Crossref: Text and Data Mining for Researchers
Each year, millions of books and journals are published. When researchers need to answer a question, how exactly do they find what they need? In the past, researchers used to gather data through screen scraping, which is the process of capturing data from a website using a computer. Today, sophisticated tools allow text and data mining (TDM), facilitated by organizations such as Crossref. Scholarly publishing has grown by leaps and bounds since 2000 when Crossref was founded. The organization now has over 5,000 members, represented by publishers from all disciplines, academic societies, presses, and open access publishers. Crossref makes it easier to mine journals and books for information using natural language processing (NLP). What is text mining? Text and data mining uses data mining tools to help researchers analyze and filter data resources, at the same time detecting patterns and connections using machines. So how does TDM work in the world of open access content?
Crossref’s Starting Point
First, a researcher identifies the journals that he/she wants to work with. This is a tedious process because there are thousands of journals that are available. It is not practical for a researcher to contact each journal on his list for access to publications. It would also require some form of infrastructure to facilitate the process of delivering content to 100 researchers who request to access journals from one publisher. The aim of this process is ultimate to gather journals from which to mine data. To facilitate this, publishers such as Elsevier have created article programming interfaces (APIs), which is a convenient way to download content in bulk. Since Crossref is affiliated with thousands of journals, it solves logistical and technical issues related to TDM by allowing scholarly researchers to access subscription and open access content.
The Role of Crossref Metadata
Second, TDM tools need to be applied to a body of data that you wish to mine. In order to gather large amounts of data, you need to bulk download your content from publishers and across a number of platforms. Digital object identifiers (DOIs) and metadata are useful here because these stabilize the content of journals online and ensure that they remain available where they were published. Crossref is the biggest DOI registration agency. Members can update Crossref metadata if the web address where a piece of content is hosted changes. The Crossref Metadata API was launched in 2013 and can be leveraged to provide cross-publisher support for TDM purposes. It is free to use and lets anyone search and filter Crossref metadata. It is also easier to integrate into communities, which increases discoverability.
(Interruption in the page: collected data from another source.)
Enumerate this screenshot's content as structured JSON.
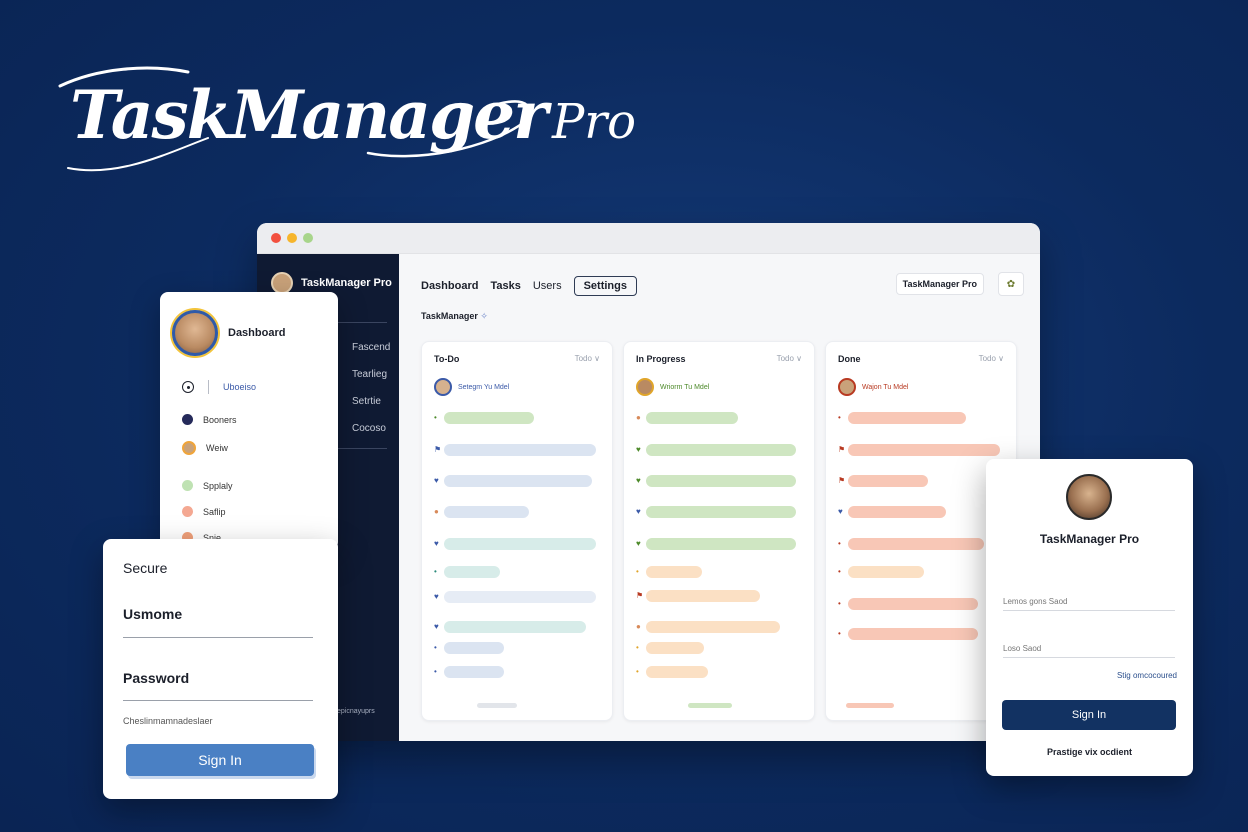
{
  "logo": {
    "main": "TaskManager",
    "suffix": "Pro"
  },
  "browser": {
    "sidebar": {
      "brand": "TaskManager Pro",
      "links": [
        "Fascend",
        "Tearlieg",
        "Setrtie",
        "Cocoso"
      ],
      "footer": "epicnayuprs"
    },
    "topnav": {
      "items": [
        "Dashboard",
        "Tasks",
        "Users",
        "Settings"
      ],
      "active": "Settings",
      "right_button": "TaskManager Pro",
      "right_icon": "colorful-badge-icon"
    },
    "section_title": "TaskManager",
    "columns": [
      {
        "title": "To-Do",
        "option": "Todo ∨",
        "assignee": "Setegm Yu Mdel",
        "accent": "#3b5aa8"
      },
      {
        "title": "In Progress",
        "option": "Todo ∨",
        "assignee": "Wriorm Tu Mdel",
        "accent": "#4d8a2a"
      },
      {
        "title": "Done",
        "option": "Todo ∨",
        "assignee": "Wajon Tu Mdel",
        "accent": "#b83a22"
      }
    ],
    "colors": {
      "green": "#cfe6c2",
      "blue": "#dbe4f1",
      "teal": "#d7ece9",
      "orange": "#fbe0c4",
      "salmon": "#f8c7b6"
    }
  },
  "left_card": {
    "title": "Dashboard",
    "items": [
      "Uboeiso",
      "Booners",
      "Weiw",
      "Spplaly",
      "Saflip",
      "Snie"
    ]
  },
  "secure_card": {
    "title": "Secure",
    "username_label": "Usmome",
    "password_label": "Password",
    "hint": "Cheslinmamnadeslaer",
    "button": "Sign In"
  },
  "right_card": {
    "title": "TaskManager Pro",
    "field1": "Lemos gons Saod",
    "field2": "Loso Saod",
    "link": "Stig omcocoured",
    "button": "Sign In",
    "footer": "Prastige vix ocdient"
  }
}
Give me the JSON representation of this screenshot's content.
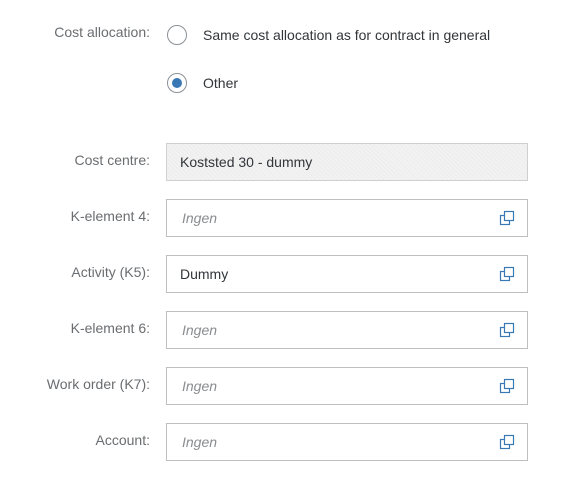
{
  "cost_allocation": {
    "label": "Cost allocation:",
    "options": [
      {
        "label": "Same cost allocation as for contract in general",
        "selected": false
      },
      {
        "label": "Other",
        "selected": true
      }
    ]
  },
  "fields": {
    "cost_centre": {
      "label": "Cost centre:",
      "value": "Koststed 30 - dummy"
    },
    "k_element_4": {
      "label": "K-element 4:",
      "placeholder": "Ingen"
    },
    "activity_k5": {
      "label": "Activity (K5):",
      "value": "Dummy"
    },
    "k_element_6": {
      "label": "K-element 6:",
      "placeholder": "Ingen"
    },
    "work_order_k7": {
      "label": "Work order (K7):",
      "placeholder": "Ingen"
    },
    "account": {
      "label": "Account:",
      "placeholder": "Ingen"
    }
  },
  "icons": {
    "value_help": "value-help-icon"
  },
  "colors": {
    "radio_selected": "#3a78b5",
    "label": "#6a6d70",
    "placeholder": "#8a8d91"
  }
}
TDM Application and Analysis
Third, you can now analyze your results after applying your TDM tool. Text and data mining are often coupled with visualization techniques to facilitate the discovery of patterns within the data. These techniques include tag clouds, stream graphs, tree maps, heat maps, scatter plots, and time series and can all be used to show the relationships between entities. In addition to detecting patterns, these techniques can be used to automatically assign documents to groups without human intervention, through either categorization or clustering. Lastly, the original research problem can then be answered from the themes that emerged from TDM.
Text and Data Mining and Open Access
What is text mining? Text mining is the act of ‘mining’ data from cross-publisher platforms and is the evolution of screen scraping. Text and data mining is a constantly evolving field with applications that are becoming more and more valuable. The increasing computational capabilities, along with the fast-growing availability of digital content, hold great promise for the future. In the world of open access content, data mining tools are critical for finding information amidst the wealth of journals and online content. Crossref seeks to overcome the logistical and technical barriers of bringing together journals across publishing platforms for scholarly publishing.